Bisphenol A (BPA) is an endocrine disruptor, and removing it from contaminated water is a major environmental concern. Herein, graphene derivatives such as graphene (G), graphene oxide (GO), and reduced graphene oxide (rGO) supported silica-zirconia (SZ) were successfully synthesized for photodegradation of BPA. The photodegradation of BPA was ordered as follows: rGO/SZ (88%)>GO/SZ (63%)>G/SZ (58%)>SZ (55%). This is because rGO has bigger regions for π-π stacking and less negatively charged carboxyl groups, which BPA has a higher adsorption affinity than GO. In addition, the highest degradation is predominantly due to the high number of carbon-support interactions and defects sites, including oxygen vacancy. This encouraged effective mobility of charge carriers and subsequently enhanced photoactivity.

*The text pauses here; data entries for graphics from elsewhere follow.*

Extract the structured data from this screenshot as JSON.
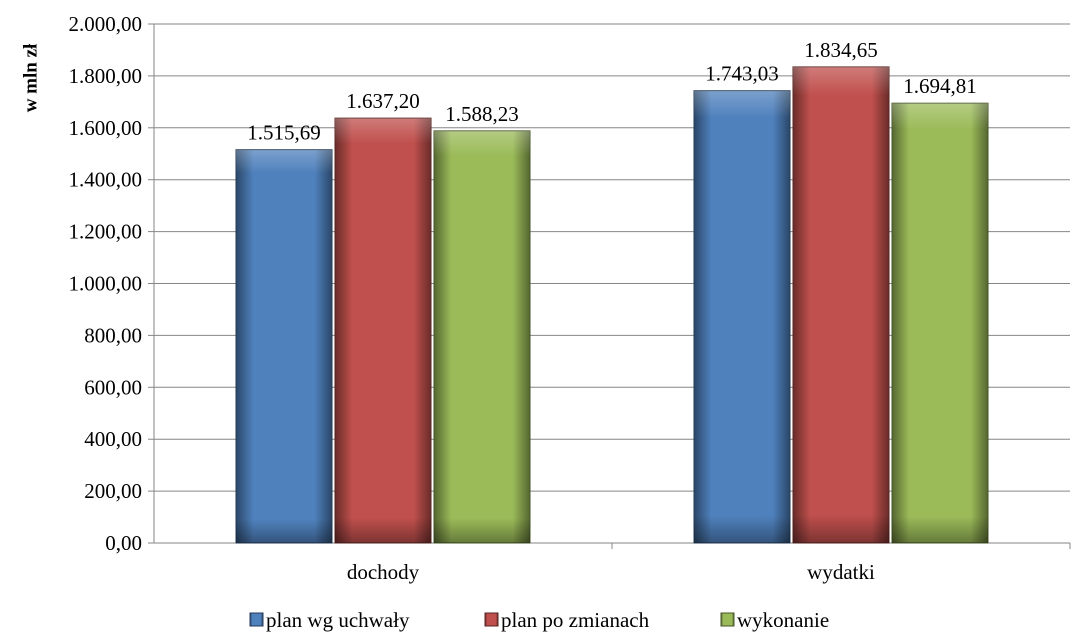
{
  "chart_data": {
    "type": "bar",
    "title": "",
    "xlabel": "",
    "ylabel": "w mln zł",
    "ylim": [
      0,
      2000
    ],
    "ytick_step": 200,
    "yticks": [
      "0,00",
      "200,00",
      "400,00",
      "600,00",
      "800,00",
      "1.000,00",
      "1.200,00",
      "1.400,00",
      "1.600,00",
      "1.800,00",
      "2.000,00"
    ],
    "categories": [
      "dochody",
      "wydatki"
    ],
    "series": [
      {
        "name": "plan wg uchwały",
        "color": "#4f81bd",
        "values": [
          1515.69,
          1743.03
        ],
        "labels": [
          "1.515,69",
          "1.743,03"
        ]
      },
      {
        "name": "plan po zmianach",
        "color": "#c0504d",
        "values": [
          1637.2,
          1834.65
        ],
        "labels": [
          "1.637,20",
          "1.834,65"
        ]
      },
      {
        "name": "wykonanie",
        "color": "#9bbb59",
        "values": [
          1588.23,
          1694.81
        ],
        "labels": [
          "1.588,23",
          "1.694,81"
        ]
      }
    ],
    "grid": true,
    "legend_position": "bottom"
  }
}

In this study, the rGO/SZ catalyst was chosen to optimize further the reaction parameters including catalyst dosage, pH and initial concentration of BPA. According to the analysis of variance, the catalyst dosage was the most important variable in the degradation of BPA, followed by pH and initial concentration. The optimum BPA degradation predicted from response surface methodology is 88% at conditions of 8.09 mg L⁻¹ using 0.469 g L⁻¹ of rGO/SZ at pH 6.1, which is reasonably close to the predicted value (89.8%). The rGO/SZ catalyst was found to be stable even after five cycles in the reusability testing.

双酚 A (BPA) 是一种内分泌干扰物，将其从受污染的水中去除是一个主要的环境问题。在此，成功合成了石墨烯衍生物，如石墨烯 (G)、氧化石墨烯 (GO) 和还原氧化石墨烯 (rGO) 负载的二氧化硅-氧化锆 (SZ)，用于光降解 BPA。BPA的光降解顺序如下：rGO/SZ（88%）>GO/SZ（63%）>G/SZ（58%）>SZ（55%）。这是因为 rGO 具有更大的 π-π 堆积区域和更少的带负电荷的羧基，BPA 比 GO 具有更高的吸附亲和力。此外，最大的降解主要是由于大量的碳-载体相互作用和缺陷位点，包括氧空位。这促进了电荷载流子的有效迁移，随后增强了光活性。在这项研究中，选择 rGO/SZ 催化剂以进一步优化反应参数，包括催化剂用量、pH 值和 BPA 的初始浓度。根据方差分析，催化剂用量是降解 BPA 的最重要变量，其次是 pH 值和初始浓度。在 8.09 mg L 的条件下，响应面方法预测的最佳 BPA 降解率为 88%^-1在 pH 6.1 下使用 0.469 g L ^-1的 rGO/SZ，这与预测值 (89.8%) 相当接近。rGO/SZ 催化剂即使在重复使用性测试中经过 5 个循环后仍保持稳定。